None of those deals, needless to say, relied exclusively (or even primarily) on spending cuts to reduce the deficit. And given the current political landscape, there’s little reason to think that budget cuts will be more attractive in the future. Consider a late-2013 survey, which found that 62 percent of Republicans say that protecting current levels of spending for Medicare and Social Security is more important than cutting the deficit (to say nothing of the 79 percent of Democrats or 66 percent of Independents who say the same). A 2010 survey even found that 70 percent of those who self-identify with the Tea Party movement oppose cuts to Medicare or Medicaid to help close the deficit. If significant spending cuts are hard deliver today, they will likely be even harder to deliver tomorrow as America ages and relies more heavily on the very programs that need to be addressed.
A carbon tax cannot, by itself, solve our fiscal problems. It can, however, make a significant contribution. Economist Gilbert Metcalf estimates that a $30 carbon tax that increased reasonably over time could, by the year 2050, raise 0.79 percent of GDP (0.49 percent of GDP if distributional offsets are provided to protect low income households).
Many conservatives, however, think that the best way to contain spending is to starve the government of tax revenues. Adopting a carbon tax to reduce debt, they believe, takes policy in exactly the wrong direction.
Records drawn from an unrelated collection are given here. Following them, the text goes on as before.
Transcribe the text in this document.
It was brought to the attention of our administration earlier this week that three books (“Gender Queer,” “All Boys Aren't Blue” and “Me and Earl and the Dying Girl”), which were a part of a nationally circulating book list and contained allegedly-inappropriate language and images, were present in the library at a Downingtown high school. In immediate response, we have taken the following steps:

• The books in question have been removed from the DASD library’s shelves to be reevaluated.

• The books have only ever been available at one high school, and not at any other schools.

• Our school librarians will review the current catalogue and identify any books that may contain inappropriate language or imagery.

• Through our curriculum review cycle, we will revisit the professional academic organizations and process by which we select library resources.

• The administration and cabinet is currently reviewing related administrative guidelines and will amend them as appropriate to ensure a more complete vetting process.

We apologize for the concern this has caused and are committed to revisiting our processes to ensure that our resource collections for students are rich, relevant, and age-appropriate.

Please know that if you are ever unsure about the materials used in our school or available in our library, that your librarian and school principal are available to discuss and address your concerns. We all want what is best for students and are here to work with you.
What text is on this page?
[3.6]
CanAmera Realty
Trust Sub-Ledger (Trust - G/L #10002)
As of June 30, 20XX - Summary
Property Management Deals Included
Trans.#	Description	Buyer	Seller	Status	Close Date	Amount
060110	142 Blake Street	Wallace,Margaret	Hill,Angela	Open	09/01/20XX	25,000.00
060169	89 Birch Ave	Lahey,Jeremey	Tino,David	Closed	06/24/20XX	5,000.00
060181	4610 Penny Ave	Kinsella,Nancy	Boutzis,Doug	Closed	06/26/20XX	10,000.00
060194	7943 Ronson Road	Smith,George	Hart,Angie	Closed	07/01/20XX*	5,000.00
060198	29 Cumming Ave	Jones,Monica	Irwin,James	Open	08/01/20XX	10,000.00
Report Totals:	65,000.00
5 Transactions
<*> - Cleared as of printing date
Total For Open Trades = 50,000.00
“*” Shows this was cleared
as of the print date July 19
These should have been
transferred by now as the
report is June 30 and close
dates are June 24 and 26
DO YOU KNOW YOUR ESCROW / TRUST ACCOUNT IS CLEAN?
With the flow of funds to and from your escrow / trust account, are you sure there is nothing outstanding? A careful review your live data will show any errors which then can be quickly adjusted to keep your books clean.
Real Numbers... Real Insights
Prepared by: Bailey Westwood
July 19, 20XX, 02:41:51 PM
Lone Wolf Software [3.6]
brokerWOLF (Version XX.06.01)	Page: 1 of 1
But government—as we can see in the above figure—continues to spend whether tax revenues can support that spending or not. In fact, recent research suggests that tax cuts have led to increases in government spending and, subsequently, increases in taxes to offset the hit to the Treasury. This could be because:
- Political decisions about spending are made independent of political decisions about taxes;
- Tax cuts weaken the link in voters’ minds between spending and taxes and thus increases demand for more spending; and/or
- Irresponsibility regarding taxes breeds irresponsibility regarding spending.
Some conservatives, of course, will argue that increased revenues from a carbon tax—were they incorporated in a deficit reduction deal—would almost certainly fuel additional spending and thus have no impact on the debt. While that can’t be ruled out, it is worth noting that large-scale budget deals in the past have indeed reduced deficits. It takes no great leap of faith to believe that past is prologue.
Conservatives are right to worry that tax increases will have a negative impact on economic growth. But it’s unclear how much of an impact. Harms, after all, would be offset by reductions in future tax rates (taxing today to pay off debt rather than taxing tomorrow to do the same), a reduction in interest rates, and an increase in public savings, both of which would follow from a lower deficit. A recent study from economists at Resources for the Future suggests that using carbon tax revenues to reduce the deficit provides even greater economic returns than using those revenues to cut taxes now.
It is unlikely that carbon tax revenues will be used to retire debt outside of a larger budget deal. Selling one serving of political spinach (a carbon tax) is hard enough. Selling an entire plate of spinach (a carbon tax and deficit reduction) is harder still.
Such a plan might become politically attractive, however, if political leaders have already made the decision to (finally) confront America’s staggering public debt. In that case, tax revenues will likely have to be raised somehow, and raising them by taxing pollution—and thereby addressing the risks associated with climate change—is a more salable alternative than raising them by directly taxing income or labor.